I choked on my pint and managed to splutter, “If you really think…” before a sharp and brutally-placed elbow buried itself in my ribs. I glared at the owner of the elbow, Mog, my father-in-law. “Shut it,” he growled. “No one warned us. Why should he get away easy with it?”
I smirked then.
See? The little things.

Like the blue chips under your dad’s skin and the confusing combo of uncompromising defiance but resigned humour that poured off him in waves. The freezing, bitter winter mornings and the squabbles we had about whose turn it was to get up five minutes before the others and haul the coal and kindling in from the bunker; so it was all ready for the auld man when he came down to fire it up.

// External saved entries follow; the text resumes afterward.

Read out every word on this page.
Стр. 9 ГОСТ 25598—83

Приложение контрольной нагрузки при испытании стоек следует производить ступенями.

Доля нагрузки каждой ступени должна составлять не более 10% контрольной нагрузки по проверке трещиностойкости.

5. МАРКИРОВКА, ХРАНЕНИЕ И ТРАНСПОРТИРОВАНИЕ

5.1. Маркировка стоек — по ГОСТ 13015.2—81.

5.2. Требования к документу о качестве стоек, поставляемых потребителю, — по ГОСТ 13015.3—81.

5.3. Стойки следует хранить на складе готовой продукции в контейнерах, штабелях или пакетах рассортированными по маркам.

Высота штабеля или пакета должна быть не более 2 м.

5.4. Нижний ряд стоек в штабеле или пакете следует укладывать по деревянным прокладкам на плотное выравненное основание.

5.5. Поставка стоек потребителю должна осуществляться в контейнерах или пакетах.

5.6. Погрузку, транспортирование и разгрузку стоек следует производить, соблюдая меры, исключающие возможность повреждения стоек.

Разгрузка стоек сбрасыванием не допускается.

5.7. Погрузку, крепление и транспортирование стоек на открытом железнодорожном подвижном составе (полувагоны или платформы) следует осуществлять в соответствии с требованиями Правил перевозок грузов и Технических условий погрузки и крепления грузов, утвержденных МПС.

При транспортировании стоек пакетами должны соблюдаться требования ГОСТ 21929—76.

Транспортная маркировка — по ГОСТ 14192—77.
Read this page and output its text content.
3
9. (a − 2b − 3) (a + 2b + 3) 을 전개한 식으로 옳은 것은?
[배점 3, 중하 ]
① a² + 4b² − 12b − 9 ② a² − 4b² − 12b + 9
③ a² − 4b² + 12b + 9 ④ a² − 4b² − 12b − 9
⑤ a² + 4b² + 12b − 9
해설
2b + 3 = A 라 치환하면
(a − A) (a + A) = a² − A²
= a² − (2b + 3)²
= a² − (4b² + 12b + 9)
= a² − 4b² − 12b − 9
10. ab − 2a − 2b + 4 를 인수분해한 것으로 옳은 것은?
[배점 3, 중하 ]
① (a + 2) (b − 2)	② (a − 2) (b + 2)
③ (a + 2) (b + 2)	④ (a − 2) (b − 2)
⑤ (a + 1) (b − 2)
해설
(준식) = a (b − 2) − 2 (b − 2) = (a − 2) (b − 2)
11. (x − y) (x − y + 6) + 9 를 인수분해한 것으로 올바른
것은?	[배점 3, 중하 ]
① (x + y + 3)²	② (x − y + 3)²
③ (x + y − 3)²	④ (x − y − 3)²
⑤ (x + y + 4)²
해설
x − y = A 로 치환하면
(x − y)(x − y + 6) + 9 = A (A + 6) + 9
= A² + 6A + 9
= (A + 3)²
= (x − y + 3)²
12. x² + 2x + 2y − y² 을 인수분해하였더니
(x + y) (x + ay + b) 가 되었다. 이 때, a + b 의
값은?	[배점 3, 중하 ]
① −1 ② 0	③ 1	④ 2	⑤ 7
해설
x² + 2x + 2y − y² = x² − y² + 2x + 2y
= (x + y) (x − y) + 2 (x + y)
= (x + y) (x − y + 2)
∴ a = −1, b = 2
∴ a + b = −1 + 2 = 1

Like years after he’d died coming across an old and faded ‘Coal Not Dole’ badge, all greasy and dusty, at the back of a kitchen drawer. Complete with his dried blood still crusted into it. From Orgreave. Thirty-somehing years before. And it still moving you to tears of sadness and anger.

Like polishing his ‘Loyal To The Last’ badge – the medal of honour for working class warriors – with the reverence veterans of ancient conflicts bring to their medals and ribbons.

Like staggering home pissed on a Saturday night, kebab in hand, and – just for a second – a brief panic that, somehow, you’ve got lost. Because the headstocks have vanished. And then remembering that they aren’t there anymore. That they haven’t been there since 1993 when Michael fucking Heseltine closed us down.

Like picking up your eighteen year-old daughter and two of her pals from their shift at Sports Direct and listening to them going on about how badly they’re treated. Feeling the rage building as you interrupt and almost shout, “Join a bloody union, then. Get protected and fight the bastards!” The confusion, the disorientation, the feeling that you’re an alien in an alien land when one of them responds, in all seriousness, “what’s a union, then?”

Like wishing, with all your heart, like you’ve never wished for anything before as much as you do now, that you could wind it back to the start; that you could go back and lose all over again. Because even losing is better than not fighting at all.